2. The method according to claim 1, characterized in that, The metal layer is selected from at least one of titanium alloy plate, aluminum alloy plate and stainless steel plate. The metal layer extends in the in-plane direction of the composite layer in a plate-like form and covers the main area of ​​the composite layer.

3. The method according to claim 1, characterized in that, The adhesive layer is formed of an adhesive material selected from one or more combinations of epoxy resin, polyurethane, and hot melt adhesive. The adhesive layer is disposed between the composite layer and the metal layer in the form of a continuous film or coating.

4. The method according to claim 1, characterized in that, When the metal layer is a metal layer with low surface activity, a pretreatment step for the surface of the metal layer is included before step (3), and the pretreatment includes at least one of the following steps: (4a) Polish the surface of the metal layer to remove the surface oxide layer and impurities and form a micro-rough surface; (4b) Plasma treatment is performed on the surface of the metal layer to form tiny pits and active sites on the surface of the metal layer; (4c) A coating process is performed on the surface of the metal layer to form a film layer on the surface of the metal layer.

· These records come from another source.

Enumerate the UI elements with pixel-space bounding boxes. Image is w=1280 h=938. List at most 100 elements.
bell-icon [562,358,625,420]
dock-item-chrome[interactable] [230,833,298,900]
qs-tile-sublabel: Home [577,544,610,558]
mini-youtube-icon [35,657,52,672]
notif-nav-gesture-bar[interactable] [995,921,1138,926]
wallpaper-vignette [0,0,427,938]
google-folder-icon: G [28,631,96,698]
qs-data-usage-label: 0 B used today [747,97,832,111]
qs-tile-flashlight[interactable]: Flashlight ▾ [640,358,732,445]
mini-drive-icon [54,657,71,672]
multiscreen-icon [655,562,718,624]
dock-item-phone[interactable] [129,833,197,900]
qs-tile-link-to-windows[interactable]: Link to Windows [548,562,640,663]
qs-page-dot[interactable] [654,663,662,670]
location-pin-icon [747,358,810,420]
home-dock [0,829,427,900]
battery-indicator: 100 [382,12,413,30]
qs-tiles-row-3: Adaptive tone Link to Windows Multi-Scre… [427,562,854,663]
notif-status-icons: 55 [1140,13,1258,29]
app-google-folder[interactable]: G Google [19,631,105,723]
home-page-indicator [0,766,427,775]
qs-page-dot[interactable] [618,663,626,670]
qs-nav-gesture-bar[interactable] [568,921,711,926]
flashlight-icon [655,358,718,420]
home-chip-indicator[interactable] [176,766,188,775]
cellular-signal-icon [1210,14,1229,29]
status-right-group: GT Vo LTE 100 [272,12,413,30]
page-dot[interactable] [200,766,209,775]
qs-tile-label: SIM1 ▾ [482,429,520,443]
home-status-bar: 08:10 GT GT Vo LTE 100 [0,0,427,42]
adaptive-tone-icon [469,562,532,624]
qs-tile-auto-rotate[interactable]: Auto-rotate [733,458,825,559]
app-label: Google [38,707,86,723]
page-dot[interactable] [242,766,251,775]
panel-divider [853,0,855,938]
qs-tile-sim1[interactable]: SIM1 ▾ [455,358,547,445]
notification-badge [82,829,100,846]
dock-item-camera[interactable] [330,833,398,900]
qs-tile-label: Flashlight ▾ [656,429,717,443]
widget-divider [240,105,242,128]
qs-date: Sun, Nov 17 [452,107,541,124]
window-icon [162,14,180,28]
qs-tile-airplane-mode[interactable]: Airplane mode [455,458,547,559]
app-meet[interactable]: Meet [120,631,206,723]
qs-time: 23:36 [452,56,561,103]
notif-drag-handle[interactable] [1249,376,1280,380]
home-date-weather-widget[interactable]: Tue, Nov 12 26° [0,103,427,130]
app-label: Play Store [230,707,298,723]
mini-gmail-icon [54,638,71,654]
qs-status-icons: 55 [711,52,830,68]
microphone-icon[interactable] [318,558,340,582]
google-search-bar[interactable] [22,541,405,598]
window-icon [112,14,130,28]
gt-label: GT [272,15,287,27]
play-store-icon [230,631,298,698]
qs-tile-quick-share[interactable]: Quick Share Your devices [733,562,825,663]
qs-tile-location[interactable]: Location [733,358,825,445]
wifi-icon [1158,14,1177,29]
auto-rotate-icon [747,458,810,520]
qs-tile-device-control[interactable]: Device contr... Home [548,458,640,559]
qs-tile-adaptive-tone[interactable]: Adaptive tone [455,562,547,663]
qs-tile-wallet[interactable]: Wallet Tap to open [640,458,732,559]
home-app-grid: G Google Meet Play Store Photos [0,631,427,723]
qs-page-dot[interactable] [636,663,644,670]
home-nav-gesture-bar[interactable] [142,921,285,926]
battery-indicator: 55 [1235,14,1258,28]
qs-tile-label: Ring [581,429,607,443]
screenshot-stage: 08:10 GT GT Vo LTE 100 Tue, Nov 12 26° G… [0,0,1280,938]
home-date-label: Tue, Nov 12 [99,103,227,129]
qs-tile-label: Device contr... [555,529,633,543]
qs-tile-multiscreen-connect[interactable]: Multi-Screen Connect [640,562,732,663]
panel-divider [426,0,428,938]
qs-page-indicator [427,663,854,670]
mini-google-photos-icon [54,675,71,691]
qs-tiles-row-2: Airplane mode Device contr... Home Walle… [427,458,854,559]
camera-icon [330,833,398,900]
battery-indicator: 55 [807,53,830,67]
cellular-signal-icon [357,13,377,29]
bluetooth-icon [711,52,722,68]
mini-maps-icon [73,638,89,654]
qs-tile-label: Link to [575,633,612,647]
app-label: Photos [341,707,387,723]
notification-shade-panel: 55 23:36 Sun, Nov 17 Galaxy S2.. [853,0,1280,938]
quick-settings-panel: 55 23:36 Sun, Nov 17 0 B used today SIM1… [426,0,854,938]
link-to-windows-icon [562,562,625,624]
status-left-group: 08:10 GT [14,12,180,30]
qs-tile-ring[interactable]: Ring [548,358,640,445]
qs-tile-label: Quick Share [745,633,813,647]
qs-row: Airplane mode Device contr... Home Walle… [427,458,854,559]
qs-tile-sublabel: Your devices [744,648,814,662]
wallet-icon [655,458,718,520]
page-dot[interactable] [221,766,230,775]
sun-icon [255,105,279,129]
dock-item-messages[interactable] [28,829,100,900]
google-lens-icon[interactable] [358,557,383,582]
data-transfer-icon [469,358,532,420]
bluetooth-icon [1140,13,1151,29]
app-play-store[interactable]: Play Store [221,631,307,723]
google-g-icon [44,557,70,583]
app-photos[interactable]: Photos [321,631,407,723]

5. The method according to claim 4, characterized in that, After the pretreatment of the metal layer is completed, the subsequent machining process includes the following steps: (5a) Apply a machining protective film to the outer surface of the pretreated metal layer so that the machining protective film forms a continuous cover on the outer surface of the metal layer; (5b) Machining the metal layer while it is covered with a machining protective film; (5c) Remove the machining protective film after machining is completed.

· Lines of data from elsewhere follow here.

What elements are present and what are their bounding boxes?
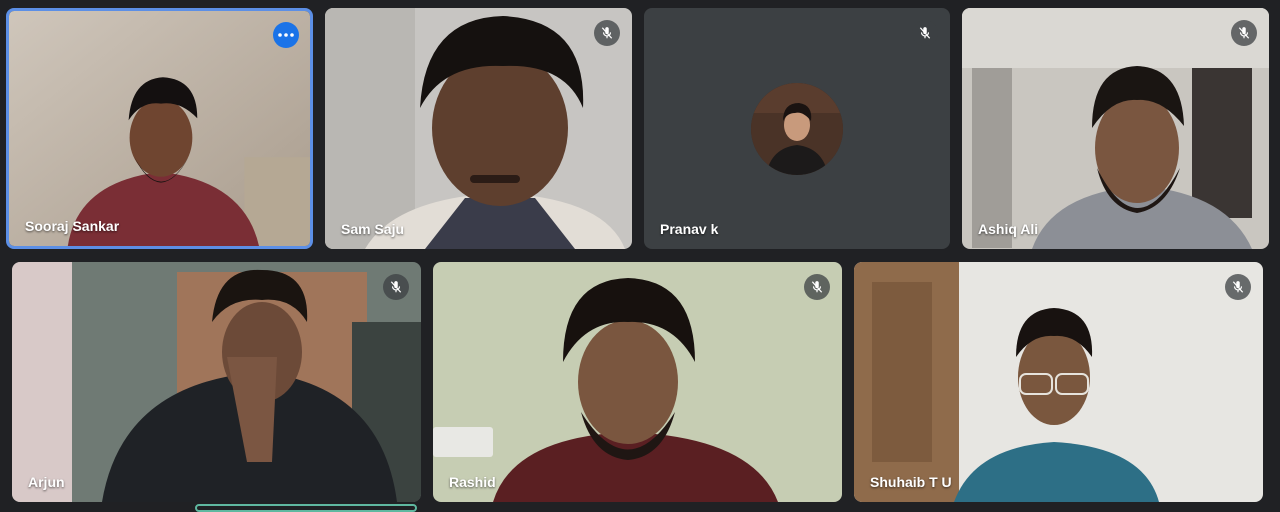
participant-name: Shuhaib T U	[870, 474, 952, 490]
participant-tile-sooraj-sankar[interactable]: Sooraj Sankar	[6, 8, 313, 249]
participant-tile-ashiq-ali[interactable]: Ashiq Ali	[962, 8, 1269, 249]
mic-muted-indicator	[1225, 274, 1251, 300]
mic-off-icon	[811, 281, 823, 293]
avatar	[751, 82, 843, 175]
bottom-toolbar-edge	[195, 504, 417, 512]
mic-muted-indicator	[594, 20, 620, 46]
participant-name: Arjun	[28, 474, 65, 490]
video-feed	[962, 8, 1269, 249]
video-feed	[325, 8, 632, 249]
participant-name: Ashiq Ali	[978, 221, 1039, 237]
mic-off-icon	[1238, 27, 1250, 39]
mic-off-icon	[1232, 281, 1244, 293]
participant-name: Sooraj Sankar	[25, 218, 120, 234]
participant-tile-rashid[interactable]: Rashid	[433, 262, 842, 502]
video-feed	[854, 262, 1263, 502]
video-feed	[9, 11, 310, 246]
mic-muted-indicator	[383, 274, 409, 300]
participant-tile-arjun[interactable]: Arjun	[12, 262, 421, 502]
mic-off-icon	[390, 281, 402, 293]
participant-name: Rashid	[449, 474, 496, 490]
video-feed	[12, 262, 421, 502]
avatar-image	[751, 82, 843, 175]
participant-name: Pranav k	[660, 221, 719, 237]
mic-muted-indicator	[912, 20, 938, 46]
video-feed	[433, 262, 842, 502]
mic-muted-indicator	[1231, 20, 1257, 46]
more-options-button[interactable]	[273, 22, 299, 48]
participant-tile-shuhaib-t-u[interactable]: Shuhaib T U	[854, 262, 1263, 502]
mic-off-icon	[601, 27, 613, 39]
more-options-icon	[278, 33, 294, 37]
mic-off-icon	[919, 27, 931, 39]
participant-name: Sam Saju	[341, 221, 405, 237]
participant-tile-sam-saju[interactable]: Sam Saju	[325, 8, 632, 249]
participant-tile-pranav-k[interactable]: Pranav k	[644, 8, 950, 249]
mic-muted-indicator	[804, 274, 830, 300]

6. The method according to claim 1, characterized in that, The composite layer is a plate-shaped composite material layer with glass fiber as the reinforcing material and epoxy resin as the matrix. The composite layer is a relatively thin plate-shaped structure and is located in the middle of the stacked structure.

7. The method according to claim 1, characterized in that, In step (4), a hot pressing process is used to heat and apply pressure to the stacked structure, and the metal layer, adhesive layer and composite layer are hot pressed into shape.